2019.09.25 通販支援
IoT宅配ボックスの利用で再配達率が41%→16%に改善
(株)LIXILは、5月から調査している「IoT宅配ボックスによる再配達削減(CO2削減×ストレスフリー)実証プロジェクト」の、7月までの中間結果をまとめた。それによると、宅配ボックスの設置で、調査開始2か月前には41%だった再配達率が、16%に減少していたことが分かった。

宅配事業者の労働時間を141時間削減
外出先からでも配達確認や応答ができるIoT宅配ボックスを、東京都江東区と江戸川区の戸建て住宅98世帯に無償で設置して進めている実証プロジェクトは、2020年3月まで継続し、再配達の減少によるCO2の削減や利用者のストレスの変化などを検証する。江東区と江戸川区、佐川急便(株)、日本郵便(株)が協力している。
5~7月の3か月間の中間結果では、宅配事業者の労働時間が141時間減り、301kgのCO2削減(杉の木約22本のCO2吸収量に相当)につながっていた。最終結果については、2020年春ごろに発表する予定だ。

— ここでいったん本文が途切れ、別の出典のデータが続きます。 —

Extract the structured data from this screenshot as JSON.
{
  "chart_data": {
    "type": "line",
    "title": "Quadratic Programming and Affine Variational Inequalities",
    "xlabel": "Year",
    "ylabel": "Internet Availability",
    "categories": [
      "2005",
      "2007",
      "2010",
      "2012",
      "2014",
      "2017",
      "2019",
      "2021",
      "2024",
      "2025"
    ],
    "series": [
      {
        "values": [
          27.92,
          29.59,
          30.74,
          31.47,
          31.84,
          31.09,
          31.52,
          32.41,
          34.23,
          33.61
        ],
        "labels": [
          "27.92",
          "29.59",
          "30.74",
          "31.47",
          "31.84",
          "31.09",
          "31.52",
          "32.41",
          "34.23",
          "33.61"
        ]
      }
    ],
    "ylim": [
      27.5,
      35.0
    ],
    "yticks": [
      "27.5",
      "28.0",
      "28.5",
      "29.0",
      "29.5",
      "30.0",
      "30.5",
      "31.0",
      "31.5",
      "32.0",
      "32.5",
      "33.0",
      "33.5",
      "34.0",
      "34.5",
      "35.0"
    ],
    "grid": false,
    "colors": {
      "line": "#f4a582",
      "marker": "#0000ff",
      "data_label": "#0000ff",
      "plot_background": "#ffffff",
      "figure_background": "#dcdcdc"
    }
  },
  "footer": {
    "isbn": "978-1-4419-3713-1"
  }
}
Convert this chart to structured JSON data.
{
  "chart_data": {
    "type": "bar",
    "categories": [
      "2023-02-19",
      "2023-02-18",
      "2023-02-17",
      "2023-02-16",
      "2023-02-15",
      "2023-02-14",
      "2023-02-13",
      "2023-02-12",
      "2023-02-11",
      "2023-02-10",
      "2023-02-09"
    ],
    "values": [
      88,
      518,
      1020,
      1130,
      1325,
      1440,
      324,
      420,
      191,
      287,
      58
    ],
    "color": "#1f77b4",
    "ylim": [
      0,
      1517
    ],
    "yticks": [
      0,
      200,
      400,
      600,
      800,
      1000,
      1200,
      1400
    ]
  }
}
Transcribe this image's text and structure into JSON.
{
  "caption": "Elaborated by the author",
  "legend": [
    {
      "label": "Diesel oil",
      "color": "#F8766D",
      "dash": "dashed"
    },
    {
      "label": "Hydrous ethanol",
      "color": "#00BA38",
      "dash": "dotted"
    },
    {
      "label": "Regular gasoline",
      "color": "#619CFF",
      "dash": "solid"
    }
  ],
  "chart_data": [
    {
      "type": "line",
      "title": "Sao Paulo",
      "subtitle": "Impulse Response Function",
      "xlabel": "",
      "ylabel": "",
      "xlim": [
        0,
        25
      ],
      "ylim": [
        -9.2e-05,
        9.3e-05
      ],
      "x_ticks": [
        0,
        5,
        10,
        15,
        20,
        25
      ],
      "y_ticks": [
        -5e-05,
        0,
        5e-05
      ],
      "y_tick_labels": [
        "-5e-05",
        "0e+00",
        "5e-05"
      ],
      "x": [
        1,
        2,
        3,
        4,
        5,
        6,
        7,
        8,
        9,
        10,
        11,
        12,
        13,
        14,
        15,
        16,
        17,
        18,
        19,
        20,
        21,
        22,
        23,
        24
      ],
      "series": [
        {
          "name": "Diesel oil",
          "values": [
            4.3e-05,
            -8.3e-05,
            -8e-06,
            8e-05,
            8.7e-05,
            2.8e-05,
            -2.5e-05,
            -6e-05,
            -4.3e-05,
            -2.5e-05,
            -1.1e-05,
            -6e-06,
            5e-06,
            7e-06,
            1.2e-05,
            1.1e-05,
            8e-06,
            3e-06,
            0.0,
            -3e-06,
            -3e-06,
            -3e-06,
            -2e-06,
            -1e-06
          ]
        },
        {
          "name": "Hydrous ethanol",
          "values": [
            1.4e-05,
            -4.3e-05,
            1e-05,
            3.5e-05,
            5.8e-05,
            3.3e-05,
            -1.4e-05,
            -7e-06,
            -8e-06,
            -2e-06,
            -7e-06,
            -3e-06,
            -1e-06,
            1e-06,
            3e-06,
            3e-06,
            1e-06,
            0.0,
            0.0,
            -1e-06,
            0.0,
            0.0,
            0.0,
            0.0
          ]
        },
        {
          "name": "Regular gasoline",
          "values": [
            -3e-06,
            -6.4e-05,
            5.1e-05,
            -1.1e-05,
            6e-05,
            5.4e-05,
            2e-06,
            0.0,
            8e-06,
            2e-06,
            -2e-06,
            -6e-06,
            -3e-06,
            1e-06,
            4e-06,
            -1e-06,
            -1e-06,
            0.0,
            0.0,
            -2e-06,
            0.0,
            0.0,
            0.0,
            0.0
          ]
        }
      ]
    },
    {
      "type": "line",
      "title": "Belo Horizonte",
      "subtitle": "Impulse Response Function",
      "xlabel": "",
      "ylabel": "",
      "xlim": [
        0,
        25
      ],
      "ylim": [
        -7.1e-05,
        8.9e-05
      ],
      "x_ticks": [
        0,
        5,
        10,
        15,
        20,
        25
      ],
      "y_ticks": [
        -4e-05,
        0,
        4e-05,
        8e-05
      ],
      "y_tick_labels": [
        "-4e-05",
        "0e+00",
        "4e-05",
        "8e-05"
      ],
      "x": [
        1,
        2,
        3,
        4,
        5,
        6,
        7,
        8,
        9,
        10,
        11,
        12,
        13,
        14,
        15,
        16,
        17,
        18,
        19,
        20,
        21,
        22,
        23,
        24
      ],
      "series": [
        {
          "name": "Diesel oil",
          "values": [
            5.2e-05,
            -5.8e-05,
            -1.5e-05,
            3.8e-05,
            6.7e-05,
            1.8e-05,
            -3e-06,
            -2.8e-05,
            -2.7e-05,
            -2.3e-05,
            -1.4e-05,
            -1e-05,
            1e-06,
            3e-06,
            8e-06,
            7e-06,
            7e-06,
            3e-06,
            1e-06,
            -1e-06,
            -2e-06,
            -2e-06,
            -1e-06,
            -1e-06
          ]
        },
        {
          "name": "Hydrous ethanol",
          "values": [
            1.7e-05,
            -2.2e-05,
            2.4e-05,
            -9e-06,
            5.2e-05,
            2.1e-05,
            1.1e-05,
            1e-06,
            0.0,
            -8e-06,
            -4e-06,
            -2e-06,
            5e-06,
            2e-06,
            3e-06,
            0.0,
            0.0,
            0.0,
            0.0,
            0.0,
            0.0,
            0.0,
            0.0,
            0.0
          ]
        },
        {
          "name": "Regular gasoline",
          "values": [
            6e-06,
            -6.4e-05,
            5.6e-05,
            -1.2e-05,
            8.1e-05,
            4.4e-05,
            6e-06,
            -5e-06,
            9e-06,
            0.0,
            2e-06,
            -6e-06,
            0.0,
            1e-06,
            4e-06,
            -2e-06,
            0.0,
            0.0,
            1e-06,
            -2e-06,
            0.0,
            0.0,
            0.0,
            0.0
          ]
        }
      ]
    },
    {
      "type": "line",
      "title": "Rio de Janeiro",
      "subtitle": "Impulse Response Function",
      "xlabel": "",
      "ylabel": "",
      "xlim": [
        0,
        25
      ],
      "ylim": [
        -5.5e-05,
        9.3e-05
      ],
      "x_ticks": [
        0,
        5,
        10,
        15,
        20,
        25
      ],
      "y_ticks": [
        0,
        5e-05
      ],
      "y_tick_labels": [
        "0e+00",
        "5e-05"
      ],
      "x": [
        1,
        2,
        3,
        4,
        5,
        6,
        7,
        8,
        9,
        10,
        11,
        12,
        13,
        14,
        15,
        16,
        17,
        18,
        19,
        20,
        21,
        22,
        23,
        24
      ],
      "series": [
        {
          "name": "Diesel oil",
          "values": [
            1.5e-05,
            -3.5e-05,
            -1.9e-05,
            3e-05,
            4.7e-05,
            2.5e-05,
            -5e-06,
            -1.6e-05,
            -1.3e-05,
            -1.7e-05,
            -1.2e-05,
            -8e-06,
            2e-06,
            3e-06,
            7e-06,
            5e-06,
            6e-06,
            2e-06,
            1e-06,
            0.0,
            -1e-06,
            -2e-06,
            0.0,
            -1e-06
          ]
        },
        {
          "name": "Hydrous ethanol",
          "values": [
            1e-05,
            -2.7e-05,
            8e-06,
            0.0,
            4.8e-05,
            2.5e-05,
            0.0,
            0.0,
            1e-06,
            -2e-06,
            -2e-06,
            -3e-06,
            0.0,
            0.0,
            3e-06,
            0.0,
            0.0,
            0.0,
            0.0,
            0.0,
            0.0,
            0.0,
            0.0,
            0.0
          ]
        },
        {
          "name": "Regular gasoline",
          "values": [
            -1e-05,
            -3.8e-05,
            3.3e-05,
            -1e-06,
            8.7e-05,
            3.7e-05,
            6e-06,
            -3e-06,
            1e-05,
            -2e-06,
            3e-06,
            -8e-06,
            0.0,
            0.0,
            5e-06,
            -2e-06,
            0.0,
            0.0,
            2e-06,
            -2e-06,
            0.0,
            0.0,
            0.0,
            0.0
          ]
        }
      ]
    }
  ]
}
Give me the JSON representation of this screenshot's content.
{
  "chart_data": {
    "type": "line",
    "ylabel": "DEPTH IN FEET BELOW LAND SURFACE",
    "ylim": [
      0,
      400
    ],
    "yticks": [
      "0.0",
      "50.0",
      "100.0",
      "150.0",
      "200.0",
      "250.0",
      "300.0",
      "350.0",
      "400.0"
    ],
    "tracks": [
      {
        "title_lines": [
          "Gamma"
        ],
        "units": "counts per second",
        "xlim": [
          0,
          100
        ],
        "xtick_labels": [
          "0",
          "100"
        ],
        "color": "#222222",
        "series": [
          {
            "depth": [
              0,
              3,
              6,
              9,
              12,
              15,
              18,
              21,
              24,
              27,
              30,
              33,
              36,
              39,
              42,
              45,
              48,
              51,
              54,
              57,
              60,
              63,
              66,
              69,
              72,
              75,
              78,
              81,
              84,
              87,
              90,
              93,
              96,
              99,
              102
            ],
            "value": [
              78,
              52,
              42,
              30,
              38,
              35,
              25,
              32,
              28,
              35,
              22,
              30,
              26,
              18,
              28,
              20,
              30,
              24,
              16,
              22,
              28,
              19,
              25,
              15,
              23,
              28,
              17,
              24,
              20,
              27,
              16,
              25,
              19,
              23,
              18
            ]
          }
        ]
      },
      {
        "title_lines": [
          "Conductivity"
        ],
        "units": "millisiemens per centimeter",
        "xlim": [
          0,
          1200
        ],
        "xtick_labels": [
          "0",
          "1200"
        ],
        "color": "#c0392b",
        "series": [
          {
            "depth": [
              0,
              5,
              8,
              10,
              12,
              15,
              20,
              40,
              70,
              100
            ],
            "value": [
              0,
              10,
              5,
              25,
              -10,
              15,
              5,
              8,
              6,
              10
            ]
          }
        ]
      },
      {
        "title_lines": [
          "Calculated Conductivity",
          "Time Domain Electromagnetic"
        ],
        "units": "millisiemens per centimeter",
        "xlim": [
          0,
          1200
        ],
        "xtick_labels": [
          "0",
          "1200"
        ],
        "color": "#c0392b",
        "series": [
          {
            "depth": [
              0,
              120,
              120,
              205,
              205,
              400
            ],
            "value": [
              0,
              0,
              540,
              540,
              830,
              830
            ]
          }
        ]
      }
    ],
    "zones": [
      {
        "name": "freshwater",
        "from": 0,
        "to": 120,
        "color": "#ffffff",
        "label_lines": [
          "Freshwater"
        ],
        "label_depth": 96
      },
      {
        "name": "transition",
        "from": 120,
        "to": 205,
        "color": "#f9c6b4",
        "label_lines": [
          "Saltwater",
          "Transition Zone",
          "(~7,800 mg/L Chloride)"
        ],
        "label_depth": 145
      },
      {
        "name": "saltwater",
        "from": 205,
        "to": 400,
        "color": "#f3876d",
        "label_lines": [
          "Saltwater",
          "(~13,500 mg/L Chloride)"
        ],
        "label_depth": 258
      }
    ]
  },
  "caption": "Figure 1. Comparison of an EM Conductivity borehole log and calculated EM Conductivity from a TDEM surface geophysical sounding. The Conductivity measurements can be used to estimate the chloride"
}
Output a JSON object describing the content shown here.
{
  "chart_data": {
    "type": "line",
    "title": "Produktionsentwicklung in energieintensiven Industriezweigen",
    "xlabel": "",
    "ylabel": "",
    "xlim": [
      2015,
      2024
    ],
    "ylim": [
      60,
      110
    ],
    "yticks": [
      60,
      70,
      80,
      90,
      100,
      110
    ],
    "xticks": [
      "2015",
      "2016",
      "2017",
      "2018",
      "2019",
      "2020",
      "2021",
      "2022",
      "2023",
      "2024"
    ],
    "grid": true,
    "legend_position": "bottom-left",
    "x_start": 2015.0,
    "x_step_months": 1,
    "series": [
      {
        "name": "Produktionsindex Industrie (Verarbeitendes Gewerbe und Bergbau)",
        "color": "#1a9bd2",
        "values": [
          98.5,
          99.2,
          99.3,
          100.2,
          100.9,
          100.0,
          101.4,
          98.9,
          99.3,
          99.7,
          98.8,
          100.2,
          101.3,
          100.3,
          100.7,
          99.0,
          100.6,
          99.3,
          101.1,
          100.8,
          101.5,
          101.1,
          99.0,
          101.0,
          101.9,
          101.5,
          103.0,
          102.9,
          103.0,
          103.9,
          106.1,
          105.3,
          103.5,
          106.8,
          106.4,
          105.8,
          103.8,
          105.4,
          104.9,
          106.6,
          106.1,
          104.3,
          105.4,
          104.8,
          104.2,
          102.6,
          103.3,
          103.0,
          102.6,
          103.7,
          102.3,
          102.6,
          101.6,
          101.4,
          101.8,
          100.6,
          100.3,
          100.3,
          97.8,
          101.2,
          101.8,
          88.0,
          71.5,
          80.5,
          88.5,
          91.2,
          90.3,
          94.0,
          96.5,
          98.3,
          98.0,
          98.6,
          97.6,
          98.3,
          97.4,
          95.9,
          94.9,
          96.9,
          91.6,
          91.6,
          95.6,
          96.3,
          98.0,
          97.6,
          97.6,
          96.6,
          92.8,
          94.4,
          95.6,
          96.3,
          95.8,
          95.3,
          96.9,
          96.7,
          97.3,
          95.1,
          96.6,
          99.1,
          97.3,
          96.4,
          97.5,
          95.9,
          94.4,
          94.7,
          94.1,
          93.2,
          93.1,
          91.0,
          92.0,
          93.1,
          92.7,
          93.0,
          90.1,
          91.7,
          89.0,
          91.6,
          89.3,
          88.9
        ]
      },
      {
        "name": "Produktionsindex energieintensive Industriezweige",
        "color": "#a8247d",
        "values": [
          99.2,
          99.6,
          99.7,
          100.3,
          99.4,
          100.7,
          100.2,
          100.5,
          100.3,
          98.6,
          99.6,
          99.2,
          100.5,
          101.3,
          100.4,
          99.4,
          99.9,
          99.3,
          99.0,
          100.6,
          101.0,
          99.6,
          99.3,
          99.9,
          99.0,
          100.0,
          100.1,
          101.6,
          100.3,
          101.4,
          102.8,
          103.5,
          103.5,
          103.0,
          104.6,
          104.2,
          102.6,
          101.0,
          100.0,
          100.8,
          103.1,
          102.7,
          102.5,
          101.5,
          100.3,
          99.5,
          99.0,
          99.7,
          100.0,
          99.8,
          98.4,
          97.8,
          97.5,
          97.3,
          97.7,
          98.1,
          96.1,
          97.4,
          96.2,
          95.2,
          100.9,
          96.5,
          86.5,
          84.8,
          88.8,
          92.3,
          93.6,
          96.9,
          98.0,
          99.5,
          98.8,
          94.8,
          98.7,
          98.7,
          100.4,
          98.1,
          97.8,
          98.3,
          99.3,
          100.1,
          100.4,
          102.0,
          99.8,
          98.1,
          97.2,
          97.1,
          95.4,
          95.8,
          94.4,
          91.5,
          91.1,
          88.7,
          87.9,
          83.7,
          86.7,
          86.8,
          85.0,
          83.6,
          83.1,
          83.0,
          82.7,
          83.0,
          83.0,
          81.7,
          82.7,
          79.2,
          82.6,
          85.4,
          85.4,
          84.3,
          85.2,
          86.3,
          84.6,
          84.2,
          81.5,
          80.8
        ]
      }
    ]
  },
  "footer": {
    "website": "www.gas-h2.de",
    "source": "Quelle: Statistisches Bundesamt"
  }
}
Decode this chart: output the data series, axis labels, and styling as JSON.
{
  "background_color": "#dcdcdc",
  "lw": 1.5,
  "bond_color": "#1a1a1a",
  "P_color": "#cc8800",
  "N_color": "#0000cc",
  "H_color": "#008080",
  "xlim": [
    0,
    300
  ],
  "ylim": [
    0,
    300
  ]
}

中間結果によると、約8割の利用者が、スマートフォンでの宅配ボックスの操作や荷物の状態確認など、IoT機能について便利さを感じていた。IoT機能の満足度については「スマホでの荷受け通知」(83.7%)、「荷物の投函・取り出しなどの履歴確認」(75.5%)といった機能が特に高く、荷受け通知や投函・取り出しの履歴確認、録画などのIoT機能を頻繁に使用した利用者ほど、再配達の減少に貢献(再配達率10%)している傾向にあった。
9割以上のユーザーが受取ストレス改善

IoT宅配ボックスの設置後、9割以上のユーザーに宅配便の受け取りに関するストレスに改善がみられた。「再配達を依頼する手間が減った」(91.8%)、「必要な時に荷物が受け取れるようになった」(91.8%)、「配達時に待機することが減った」(88.8%)など、事前アンケート時に抱えていた悩みなどが改善されている結果となった。

設置により、「荷物受け取りのためのスケジュール調整の手間がなくなった」(94.9%)、「不在票を見るストレスが減った」(89.8%)、「今までより気軽にネットショッピングが楽しめるようになった」 (76.5%)といった日々の暮らしにも変化や効果がみられた。
さらに、8割以上の利用者が、再配達に伴う労働生産性の低下や、CO2排出量の増加といった 「再配達における社会問題」についての関心が高まっていたことも分かった。地球温暖化や省エネ対策など、再配達以外の環境問題についても関心が向上していた。